In the end, it was a combination of things, but the fact is that you can write a character who looks like you, that’s your starting point.”
And that starts with your writing style.
You can use your vocabulary, write the story in a way that reflects the way you see yourself, Sullivan tells Quartz, “because you have to.”
In her essay on African American writers, Sullivan points to one example: “The best example I can think of is [the] African American author William Faulkner.
He is a black man with a deep love of literature, a love for poetry and a love of music.”
Faulkner is famous for his literary works, which are widely considered to be one of his greatest achievements.
But his writing style also reflects the racial realities of his day.
When he was growing up in the South, Faulkners mother was a single mother and he grew up with the burden of being raised by a single father.
“When you grow up with that, it is not easy,” he told the Los Angeles Times in 2014.
Faulks writing style reflected his time as a child.
His first book, Faulks Diary, was published in 1962, just before the civil rights movement took off.
It was a collection of short stories that was considered “anti-civil rights.”
But the author was also writing about the experience of his time in the US during the civil war, he said.
He wrote about how the war impacted his personal life, and how his life was shaped by it.
Faulker also wrote about the legacy of the war.
In his book The Quiet Riot, he wrote that the civil wars created a generation of black men that had no one to talk to, no one who had any influence.
“I think this is what’s most important about Faulk.
He was not writing about black Americans, but about a generation that had grown up under that system,” Sullivan said.
The same goes for Faulk’s fictional characters.
“He wrote a story about a white man who was a war hero who was in the trenches, and his mother came to visit and was so proud of him,” Sullivan told Quartz.
In other words, a writer can look to the past and look at the present to create a character.
“What Faulk did was he was writing a story that was telling the story of a generation, of the black community in America,” Sullivan explains.
“The story of how the civil-rights movement came to an end and how the people who fought for it were destroyed.
The story of what happened to these people, who were the ones who were willing to take risks, who wanted to fight for equality, who weren’t afraid of death.”

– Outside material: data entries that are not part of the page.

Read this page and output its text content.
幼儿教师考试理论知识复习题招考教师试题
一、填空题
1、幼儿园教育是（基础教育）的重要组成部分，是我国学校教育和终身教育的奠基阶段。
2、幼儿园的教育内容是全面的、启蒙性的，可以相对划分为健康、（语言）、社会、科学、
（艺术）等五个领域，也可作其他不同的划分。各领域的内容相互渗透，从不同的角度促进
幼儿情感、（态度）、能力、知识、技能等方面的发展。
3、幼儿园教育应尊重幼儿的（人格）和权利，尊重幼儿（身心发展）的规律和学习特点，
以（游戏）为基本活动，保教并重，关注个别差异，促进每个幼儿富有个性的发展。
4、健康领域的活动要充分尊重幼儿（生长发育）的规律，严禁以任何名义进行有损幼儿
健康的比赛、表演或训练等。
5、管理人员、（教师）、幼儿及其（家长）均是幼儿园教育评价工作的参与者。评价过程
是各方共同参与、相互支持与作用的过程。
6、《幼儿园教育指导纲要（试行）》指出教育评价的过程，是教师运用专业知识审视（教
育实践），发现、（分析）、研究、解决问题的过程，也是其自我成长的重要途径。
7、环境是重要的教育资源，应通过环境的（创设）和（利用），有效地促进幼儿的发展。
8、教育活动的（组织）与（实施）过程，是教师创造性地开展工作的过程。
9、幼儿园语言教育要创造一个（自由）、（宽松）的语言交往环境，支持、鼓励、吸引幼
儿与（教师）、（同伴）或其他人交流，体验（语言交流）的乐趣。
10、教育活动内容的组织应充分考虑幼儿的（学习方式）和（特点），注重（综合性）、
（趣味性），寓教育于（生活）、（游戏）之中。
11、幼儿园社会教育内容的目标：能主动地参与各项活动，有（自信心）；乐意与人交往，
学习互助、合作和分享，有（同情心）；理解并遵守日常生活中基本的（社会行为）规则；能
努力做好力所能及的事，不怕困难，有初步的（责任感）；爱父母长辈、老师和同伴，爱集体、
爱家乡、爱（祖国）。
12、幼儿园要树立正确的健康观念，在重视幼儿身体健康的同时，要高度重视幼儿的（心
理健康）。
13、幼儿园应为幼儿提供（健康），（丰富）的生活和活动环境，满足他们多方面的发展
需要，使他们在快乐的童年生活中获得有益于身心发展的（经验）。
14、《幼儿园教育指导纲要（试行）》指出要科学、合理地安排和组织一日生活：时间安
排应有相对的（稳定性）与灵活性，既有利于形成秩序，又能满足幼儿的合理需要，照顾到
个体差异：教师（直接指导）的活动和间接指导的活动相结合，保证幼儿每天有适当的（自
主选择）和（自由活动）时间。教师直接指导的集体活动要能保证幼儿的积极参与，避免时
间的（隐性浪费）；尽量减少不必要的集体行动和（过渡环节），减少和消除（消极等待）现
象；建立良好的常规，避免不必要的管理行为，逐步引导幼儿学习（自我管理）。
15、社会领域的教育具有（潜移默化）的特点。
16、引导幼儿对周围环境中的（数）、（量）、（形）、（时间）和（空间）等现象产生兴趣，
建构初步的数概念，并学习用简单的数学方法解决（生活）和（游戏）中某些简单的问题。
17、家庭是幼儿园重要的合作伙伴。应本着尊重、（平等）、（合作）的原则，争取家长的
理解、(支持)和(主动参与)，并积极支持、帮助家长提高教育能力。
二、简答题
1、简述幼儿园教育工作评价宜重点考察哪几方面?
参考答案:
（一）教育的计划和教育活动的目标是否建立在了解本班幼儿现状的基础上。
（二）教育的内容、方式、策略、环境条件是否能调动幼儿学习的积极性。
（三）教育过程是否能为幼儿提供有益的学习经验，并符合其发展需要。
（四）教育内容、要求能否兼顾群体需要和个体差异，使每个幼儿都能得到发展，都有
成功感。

Sullivan said that writing a character can also be a way of “exploring the racialized way of life that’s happening in this country right now.”
She added: “In Faulk, the idea of the hero is not a black person, it’s a white person, and so there’s this idea of who is going to save you, who is the hero.”
Sullivan also says that the way Faulk writes is rooted in the history of the American civil rights struggle.
“Faulck wrote the stories of these white heroes that were trying to fight against this oppression, who did so many things that had been outlawed by the government,” she said.
Fulks story about the Black Panther Party also has a political bent, and he is a white nationalist, as Sullivan pointed out.
He also wrote a series of stories about his experiences as a prisoner of war in France during World War II, which became the basis for his short stories.
Fucking itUp: How to Write an African-American Writer, from the New York Review of Books to the New Yorker, is available for free on Kindle, iPad, and Nook.